— Загребельного старостой! — выкрикнул кто-то из демобилизованных.
— Товарищ Загребельный, встаньте, пожалуйста, — попросил декан.
Поднялся широкоплечий парень. Руки по швам, подбородок вскинут:
— Старший сержант Загребельный!
Все засмеялись, и студент виновато объяснил:
— Простите, не привык я еще по-гражданскому. Только из армии, трудно к мирной жизни приспосабливаюсь…
— Ладный из тебя староста получится, товарищ старший сержант, — с удовольствием отметил декан. — А кого тебе в помощники определим? Может, дивчину? Девушек ведь здесь большинство, им и власть.
В аудитории установилась тишина. Ребята раздумывали, поглядывали на соседей. В самом деле, кого?
— Иву Менжерес! — предложили из девчоночьих рядов.
— Кто назвал кандидатуру Менжерес — встаньте.
Поднялась высокая белокурая студентка. Смело затараторила:
— У нее одни «отлично» на экзаменах. И товарищам помогала, если кто чего не знал. Вот!

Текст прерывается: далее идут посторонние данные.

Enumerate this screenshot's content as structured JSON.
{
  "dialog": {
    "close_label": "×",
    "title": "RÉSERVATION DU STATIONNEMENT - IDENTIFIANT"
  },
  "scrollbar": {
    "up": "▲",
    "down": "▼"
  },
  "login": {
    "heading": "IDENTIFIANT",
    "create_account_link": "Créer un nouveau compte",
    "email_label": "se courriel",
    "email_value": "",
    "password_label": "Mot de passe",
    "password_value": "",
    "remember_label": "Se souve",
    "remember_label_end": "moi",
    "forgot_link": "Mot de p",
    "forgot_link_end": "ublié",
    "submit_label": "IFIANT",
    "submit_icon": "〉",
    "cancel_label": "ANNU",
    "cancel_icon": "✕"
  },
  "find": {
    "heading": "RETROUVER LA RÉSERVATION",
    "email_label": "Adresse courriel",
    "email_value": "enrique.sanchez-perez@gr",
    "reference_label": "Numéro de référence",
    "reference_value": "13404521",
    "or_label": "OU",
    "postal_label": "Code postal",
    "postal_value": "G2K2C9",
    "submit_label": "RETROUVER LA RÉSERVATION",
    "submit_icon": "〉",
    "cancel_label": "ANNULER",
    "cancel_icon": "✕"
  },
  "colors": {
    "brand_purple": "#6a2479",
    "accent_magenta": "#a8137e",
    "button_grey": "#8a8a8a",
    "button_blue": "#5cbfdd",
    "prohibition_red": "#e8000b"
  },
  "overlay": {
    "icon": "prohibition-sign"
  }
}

Потом по просьбе декана встала Ива Менжерес. Она оказалась худенькой, стройной, темноглазой девушкой. На белоснежную блузку легла тугая коса. А взгляд из-под бровей — настороженный, дерзкий. Ее можно было бы назвать красавицей, если бы не та неприступная холодность, которую, казалось, источала вся ее фигурка.
— Дякую за шану. Но это не для меня.
— Почему? — удивился декан.
— Я поступила в институт, чтобы учиться, а не на собрания время тратить.
Студенты зашумели:
— Смотри ты, какая…
— И где только росла?
— Комсомолка? — спросил секретарь комсомольского бюро.
— Нет, — отрезала девушка.
— Примем, — добродушно улыбнулся секретарь.
— Кого-нибудь другого, только не меня!
Девушка злилась, это было заметно по тому, как сдвинулись к переносице брови, как заплетала и расплетала пушистую метелку косы. И эта злость окончательно развеяла симпатии, с которыми многие ребята вначале смотрели на свою привлекательную сокурсницу.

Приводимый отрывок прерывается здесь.